The income tax (I-T) department has taken Walmart-owned Flipkart to high court over its Rs 110-crore demand. The case relates to the treatment of discounts as capital expenditure instead of revenue expenditure, according to court listings reviewed by TOI. Flipkart was issued a notice last month to appear and represent its case following the tax department’s petition.
The matter had first moved to the Income Tax Appellate Tribunal (ITAT), which had given a ruling in 2018 allowing Flipkart to treat the marketing expenses and discounts as a loss. The tax demand here is for the financial year 2015-16, which has now got into another legal wrangle. Flipkart had argued earlier that it cannot pay taxes on what it terms as ‘fictional income’. Sources in the court also said the tax department is now pursuing the matter after the ITAT order in favour of Flipkart.

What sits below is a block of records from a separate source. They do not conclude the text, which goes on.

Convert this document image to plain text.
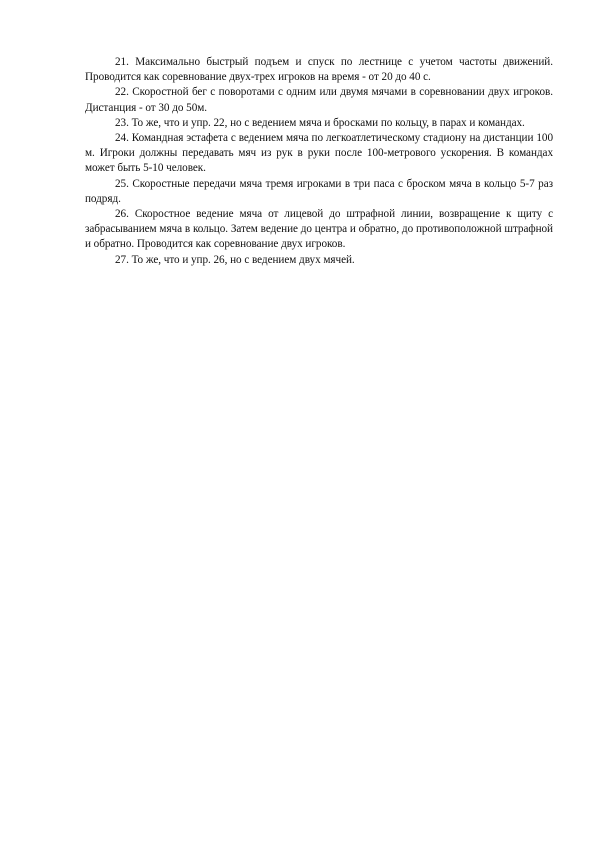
21. Максимально быстрый подъем и спуск по лестнице с учетом частоты движений. Проводится как соревнование двух-трех игроков на время - от 20 до 40 с.

22. Скоростной бег с поворотами с одним или двумя мячами в соревновании двух игроков. Дистанция - от 30 до 50м.

23. То же, что и упр. 22, но с ведением мяча и бросками по кольцу, в парах и командах.

24. Командная эстафета с ведением мяча по легкоатлетическому стадиону на дистанции 100 м. Игроки должны передавать мяч из рук в руки после 100-метрового ускорения. В командах может быть 5-10 человек.

25. Скоростные передачи мяча тремя игроками в три паса с броском мяча в кольцо 5-7 раз подряд.

26. Скоростное ведение мяча от лицевой до штрафной линии, возвращение к щиту с забрасыванием мяча в кольцо. Затем ведение до центра и обратно, до противоположной штрафной и обратно. Проводится как соревнование двух игроков.

27. То же, что и упр. 26, но с ведением двух мячей.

The contention of the I-T department has been that Flipkart earned an enduring benefit via aggressive cash discounts, which in turn resulted in losses. In simple terms, under I-T laws, if an expenditure results in an enduring benefit, it is to be capitalised. On the other hand, a revenue expenditure is deducted from the income of that particular year to arrive at the taxable profit or losses.
In Flipkart’s case, capitalisation of the discounts and marketing expense would mean an adjustment to the income. Rebutting this, Flipkart had pointed out that a product has to be sold at a particular price, and revenue that is not earned cannot be treated as capital expenditure and added back to the income.
“This is a standard notice issued by the court in all appeals. The current ruling from the ITAT is in our favour. We will await the listing of the appeal by the court for hearings and will respond accordingly,” a Flipkart person said in an emailed response.